Entre as principais limitações deste estudo estão as restrições inerentes ao uso de dados secundários do sistema de informações do governo, com baixa completude das informações para algumas variáveis que poderiam favorecer uma melhor análise dos dados, como cor da pele, e ausência de registros informações socioeconômicas e clínicas como escolaridade, tempo de permanência em cada tipo de leito (enfermaria ou UTI), condição no momento da admissão (como saturação e frequência respiratória) e tipo de manejo hospitalar. Além disso, os microdados disponíveis não incluíam informações sobre a condição do paciente em uso de ventilação mecânica no momento da internação. No entanto, podemos também afirmar que, mesmo diante dessas limitações, a disponibilidade de bases de dados secundárias permite a investigação de diversos aspectos da COVID-19, contribuindo para um maior conhecimento e enfrentamento da doença.
CONCLUSÃO
Análises de internações, como a apresentada neste estudo, são essenciais para a construção de medidas preventivas e enfrentamento da COVID-19. Os resultados indicaram que, além de características individuais e clínicas amplamente estudadas quanto ao seu impacto na mortalidade hospitalar por COVID-19, questões relacionadas à distribuição espacial e temporal dos casos associados ao risco de mortalidade, que podem estar relacionadas à organização e preparo da rede de atenção para o tratamento dos casos graves da doença. O menor número de leitos de UTI nas macrorregiões que não incluem a capital do estado e o rápido aumento do número de casos podem ter contribuído para a heterogeneidade do risco de morte observada no espaço e no tempo no primeiro ano da pandemia, quando não havia vacinas ou tratamentos comprovadamente eficazes contra a doença.

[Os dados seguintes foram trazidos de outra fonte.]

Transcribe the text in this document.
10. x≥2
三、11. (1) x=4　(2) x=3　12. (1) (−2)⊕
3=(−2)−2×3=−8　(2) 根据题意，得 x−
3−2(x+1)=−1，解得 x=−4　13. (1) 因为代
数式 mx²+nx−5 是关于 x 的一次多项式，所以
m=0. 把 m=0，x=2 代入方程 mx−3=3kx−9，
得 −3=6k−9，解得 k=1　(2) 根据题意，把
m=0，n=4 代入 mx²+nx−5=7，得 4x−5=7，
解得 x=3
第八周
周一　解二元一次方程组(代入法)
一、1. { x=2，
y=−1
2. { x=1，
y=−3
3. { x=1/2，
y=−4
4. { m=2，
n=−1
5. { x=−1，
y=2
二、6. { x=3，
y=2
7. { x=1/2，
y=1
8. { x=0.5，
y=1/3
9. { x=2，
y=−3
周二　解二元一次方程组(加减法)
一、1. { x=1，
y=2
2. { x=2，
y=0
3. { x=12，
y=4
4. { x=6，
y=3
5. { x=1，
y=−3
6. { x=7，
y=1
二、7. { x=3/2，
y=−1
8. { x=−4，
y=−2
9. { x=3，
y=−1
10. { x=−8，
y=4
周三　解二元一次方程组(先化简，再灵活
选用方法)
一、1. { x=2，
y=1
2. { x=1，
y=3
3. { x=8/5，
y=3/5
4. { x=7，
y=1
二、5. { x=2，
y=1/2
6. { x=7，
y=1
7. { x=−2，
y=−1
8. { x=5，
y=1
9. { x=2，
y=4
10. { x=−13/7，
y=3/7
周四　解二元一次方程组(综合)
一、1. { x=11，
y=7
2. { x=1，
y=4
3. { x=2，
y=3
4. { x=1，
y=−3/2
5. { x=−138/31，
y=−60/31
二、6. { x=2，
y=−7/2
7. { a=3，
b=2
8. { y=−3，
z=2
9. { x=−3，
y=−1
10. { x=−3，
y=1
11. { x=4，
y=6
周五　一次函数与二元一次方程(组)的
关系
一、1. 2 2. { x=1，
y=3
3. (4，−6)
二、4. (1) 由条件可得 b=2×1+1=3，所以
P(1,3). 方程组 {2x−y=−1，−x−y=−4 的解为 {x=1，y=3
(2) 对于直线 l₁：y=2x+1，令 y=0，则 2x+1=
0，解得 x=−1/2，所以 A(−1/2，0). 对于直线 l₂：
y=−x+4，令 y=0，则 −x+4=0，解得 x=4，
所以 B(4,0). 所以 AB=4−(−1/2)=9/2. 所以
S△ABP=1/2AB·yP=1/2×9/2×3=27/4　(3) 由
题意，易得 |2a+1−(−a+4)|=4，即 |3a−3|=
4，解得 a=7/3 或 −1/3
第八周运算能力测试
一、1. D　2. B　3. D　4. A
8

As comorbidades como fator de risco e gravidade para a COVID-19 indicam a necessidade de ações que transcendam a abordagem biológica e que tenham como foco o cuidado das doenças crônicas não transmissíveis. Questões estruturais, organização e qualidade dos serviços de saúde em cada território também devem ser consideradas no enfrentamento da pandemia.
Destaca-se também o alto risco de mortalidade hospitalar entre as faixas etárias economicamente ativas e nas etnias mais vulneráveis, indicando a necessidade de análises mais robustas dos mecanismos que podem contribuir para o aumento do risco de mortalidade por COVID-19 nesses grupos em a fim de assegurar que sejam incluídos de forma significativa e apropriada nas medidas de saúde pública e nos serviços de saúde.